Before I talk about how lost the New England Patriots look, I must acknowledge the continuing comedy act that is the Atlanta Falcons.

After Falcons running back Todd Gurley accidentally scored a touchdown instead of taking a knee with just more than a minute left in the game, the Falcons’ defense collapsed yet again. Detroit Lions quarterback Matthew Stafford led his team down the field with no timeouts and scored a touchdown to tie the game with zero seconds left on the clock. An extra-point attempt then sealed the game.

That’s the third collapse by the Falcons this season, and one of many over the past few years. Their fans have to think this is some kind of sick joke. What could they have done to deserve this?

Now that we’ve all had a good chuckle at the laughingstock of the NFL, we can focus on the Patriots, who are also being laughed at by the 31 other fanbases.

Everyone knows what New England has done for the past 20 years, and that has bred a sense of jealousy across the league. But it finally seems like the shoe is on the other foot, because right now, the Patriots look mediocre at best and just plain awful at worst.

What has changed from last year’s 12-win team?

Well, losing that Tom Brady guy definitely hurts. Brady is still lighting up teams down in Tampa Bay as he eviscerated the Las Vegas Raiders to the tune of 45 points and 369 yards. 

Current Pats quarterback Cam Newton looked pretty good in the first two weeks of the season, but has looked awful since returning from his COVID-19 infection.

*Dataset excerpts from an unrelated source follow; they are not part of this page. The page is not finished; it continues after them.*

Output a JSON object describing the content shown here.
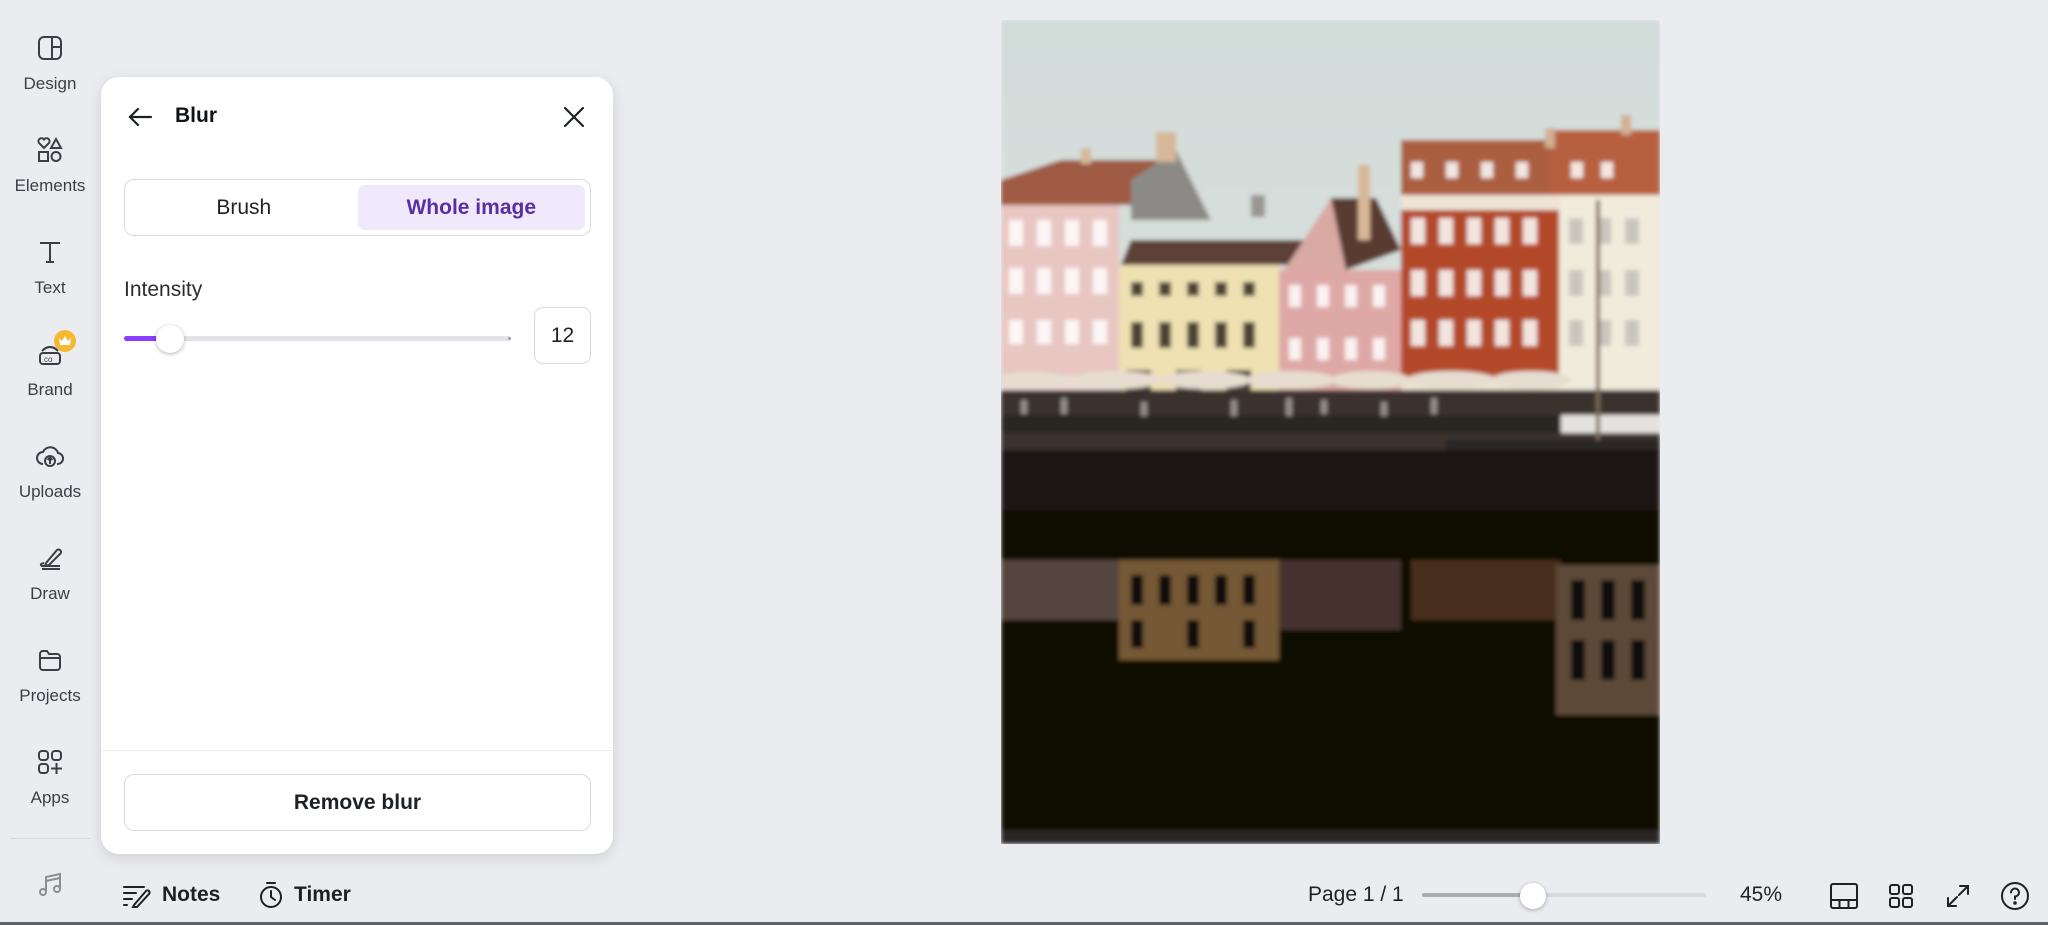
{
  "sidebar": {
    "items": [
      {
        "label": "Design",
        "icon": "layout-icon"
      },
      {
        "label": "Elements",
        "icon": "shapes-icon"
      },
      {
        "label": "Text",
        "icon": "text-icon"
      },
      {
        "label": "Brand",
        "icon": "brand-icon",
        "badge": "crown-icon"
      },
      {
        "label": "Uploads",
        "icon": "cloud-upload-icon"
      },
      {
        "label": "Draw",
        "icon": "pen-icon"
      },
      {
        "label": "Projects",
        "icon": "folder-icon"
      },
      {
        "label": "Apps",
        "icon": "apps-icon"
      }
    ],
    "extra_icon": "music-icon"
  },
  "panel": {
    "title": "Blur",
    "tabs": [
      {
        "label": "Brush",
        "active": false
      },
      {
        "label": "Whole image",
        "active": true
      }
    ],
    "intensity": {
      "label": "Intensity",
      "value": 12,
      "value_text": "12",
      "min": 0,
      "max": 100
    },
    "remove_label": "Remove blur"
  },
  "bottom_bar": {
    "notes_label": "Notes",
    "timer_label": "Timer",
    "page_indicator": "Page 1 / 1",
    "zoom_percent": 45,
    "zoom_label": "45%",
    "zoom_slider_fraction": 0.39
  },
  "colors": {
    "accent": "#8b3dff",
    "active_tab_bg": "#efe9fb",
    "active_tab_text": "#5a2fa1",
    "crown_badge": "#f7b731"
  }
}
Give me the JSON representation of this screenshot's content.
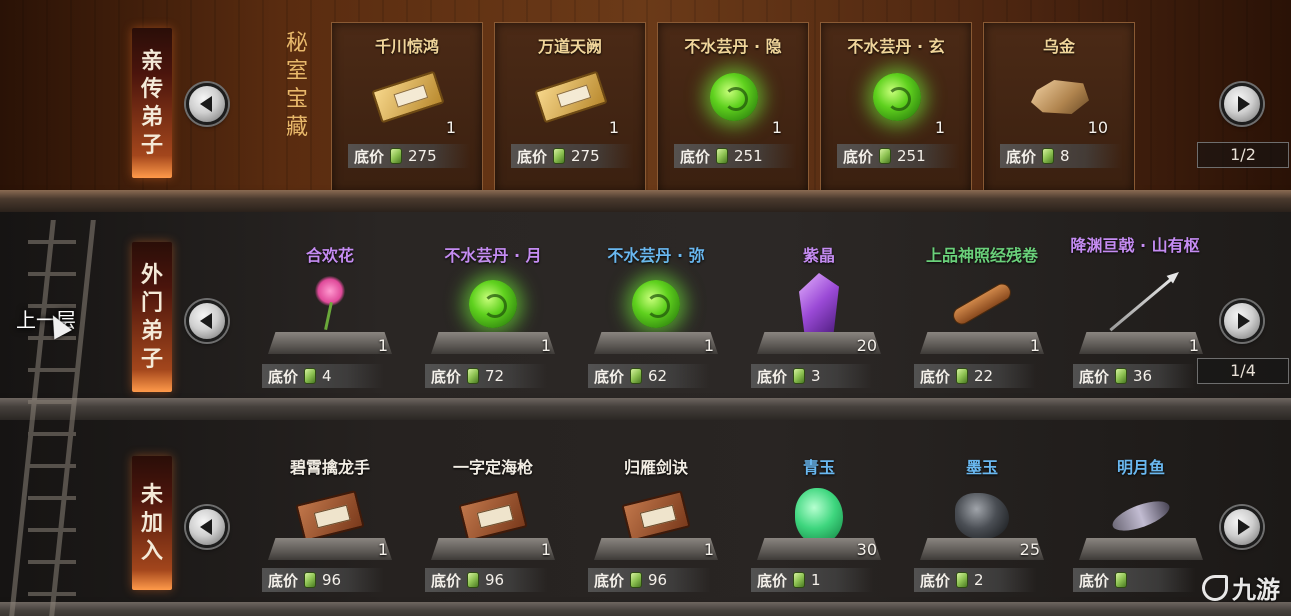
{
  "upstairs_label": "上一层",
  "watermark": "九游",
  "rows": [
    {
      "category": [
        "亲",
        "传",
        "弟",
        "子"
      ],
      "title": [
        "秘",
        "室",
        "宝",
        "藏"
      ],
      "page": "1/2",
      "items": [
        {
          "name": "千川惊鸿",
          "qty": "1",
          "price_label": "底价",
          "price": "275",
          "icon": "scroll-gold-icon",
          "color": "#f0d59a"
        },
        {
          "name": "万道天阙",
          "qty": "1",
          "price_label": "底价",
          "price": "275",
          "icon": "scroll-gold-icon",
          "color": "#f0d59a"
        },
        {
          "name": "不水芸丹 · 隐",
          "qty": "1",
          "price_label": "底价",
          "price": "251",
          "icon": "green-orb-icon",
          "color": "#f0d59a"
        },
        {
          "name": "不水芸丹 · 玄",
          "qty": "1",
          "price_label": "底价",
          "price": "251",
          "icon": "green-orb-icon",
          "color": "#f0d59a"
        },
        {
          "name": "乌金",
          "qty": "10",
          "price_label": "底价",
          "price": "8",
          "icon": "gold-ore-icon",
          "color": "#f0d59a"
        }
      ]
    },
    {
      "category": [
        "外",
        "门",
        "弟",
        "子"
      ],
      "page": "1/4",
      "items": [
        {
          "name": "合欢花",
          "qty": "1",
          "price_label": "底价",
          "price": "4",
          "icon": "flower-icon",
          "color": "#c58cf2"
        },
        {
          "name": "不水芸丹 · 月",
          "qty": "1",
          "price_label": "底价",
          "price": "72",
          "icon": "green-orb-icon",
          "color": "#c58cf2"
        },
        {
          "name": "不水芸丹 · 弥",
          "qty": "1",
          "price_label": "底价",
          "price": "62",
          "icon": "green-orb-icon",
          "color": "#6ab8f0"
        },
        {
          "name": "紫晶",
          "qty": "20",
          "price_label": "底价",
          "price": "3",
          "icon": "purple-crystal-icon",
          "color": "#c58cf2"
        },
        {
          "name": "上品神照经残卷",
          "qty": "1",
          "price_label": "底价",
          "price": "22",
          "icon": "scroll-roll-icon",
          "color": "#6ad07a"
        },
        {
          "name": "降渊亘戟 · 山有枢",
          "qty": "1",
          "price_label": "底价",
          "price": "36",
          "icon": "spear-icon",
          "color": "#c58cf2"
        }
      ]
    },
    {
      "category": [
        "未",
        "加",
        "入"
      ],
      "items": [
        {
          "name": "碧霄擒龙手",
          "qty": "1",
          "price_label": "底价",
          "price": "96",
          "icon": "book-icon",
          "color": "#f2ede4"
        },
        {
          "name": "一字定海枪",
          "qty": "1",
          "price_label": "底价",
          "price": "96",
          "icon": "book-icon",
          "color": "#f2ede4"
        },
        {
          "name": "归雁剑诀",
          "qty": "1",
          "price_label": "底价",
          "price": "96",
          "icon": "book-icon",
          "color": "#f2ede4"
        },
        {
          "name": "青玉",
          "qty": "30",
          "price_label": "底价",
          "price": "1",
          "icon": "green-jade-icon",
          "color": "#6ab8f0"
        },
        {
          "name": "墨玉",
          "qty": "25",
          "price_label": "底价",
          "price": "2",
          "icon": "ink-jade-icon",
          "color": "#6ab8f0"
        },
        {
          "name": "明月鱼",
          "qty": "",
          "price_label": "底价",
          "price": "",
          "icon": "fish-icon",
          "color": "#6ab8f0"
        }
      ]
    }
  ]
}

New England is ranked 28th for passing yards per game in the league, coming in ahead of Washington and the New York Jets and Giants. The lack of a passing game has reared its ugly head over the past three games against Kansas City, Denver and San Francisco. 

The undynamic duo of Brian Hoyer and Jarrett Stidham combined for a total of 172 yards against the Chiefs, which is actually the highest mark over that three-game stretch. Newton returned against the Broncos the next week and, after canceled practices for the entire team, they understandably looked rusty.

I can excuse a game with two below-average backup quarterbacks and then one without proper preparation, but Sunday’s performance against the 49ers points to a larger problem within the team.

Why does losing Brady hurt the Patriots so much? Their receiving core is abysmal.

New England has a league-worst three receiving touchdowns this year. One less than even the hapless New York Jets. Running back James White is leading the Patriots in receptions per game, and it’s never a great sign when the backfield is making more catches than your receivers. The lack of receiving weapons is clear and could be a reason Brady left to join Tampa Bay and its vast array of receivers.

The fall of Julian Edelman has been painful to watch. Edelman has never been the type of player to light up the stat sheet every game, but he was always the safety valve for Brady. 

He seems to have developed a similar rapport with Newton, but it just hasn’t shown. Passes are just out of reach for Edelman or he’s dropping passes he would have caught a few years ago. 

In the past two weeks Edelman has caught just three passes — a severe indictment of New England’s lack of a passing attack.

Where New England goes from here is unknown. It might come down to this week’s game against Buffalo. A win keeps the Patriots in the playoff race as they battle for the division title, but a loss to the Bills might put Buffalo out of reach and leave the Patriots out of the playoffs for the first time in more than a decade.

With a win, you might see head coach Bill Belichick go after some sort of receiver before the Nov. 3 trade deadline to try and bolster a weak passing attack. With a loss, we might see a fire sale at Gillette Stadium for the first time in 20 years. I have no clue who would be shipped off, but with the always-ruthless Belichick at the helm, it could be a painful month in Foxborough.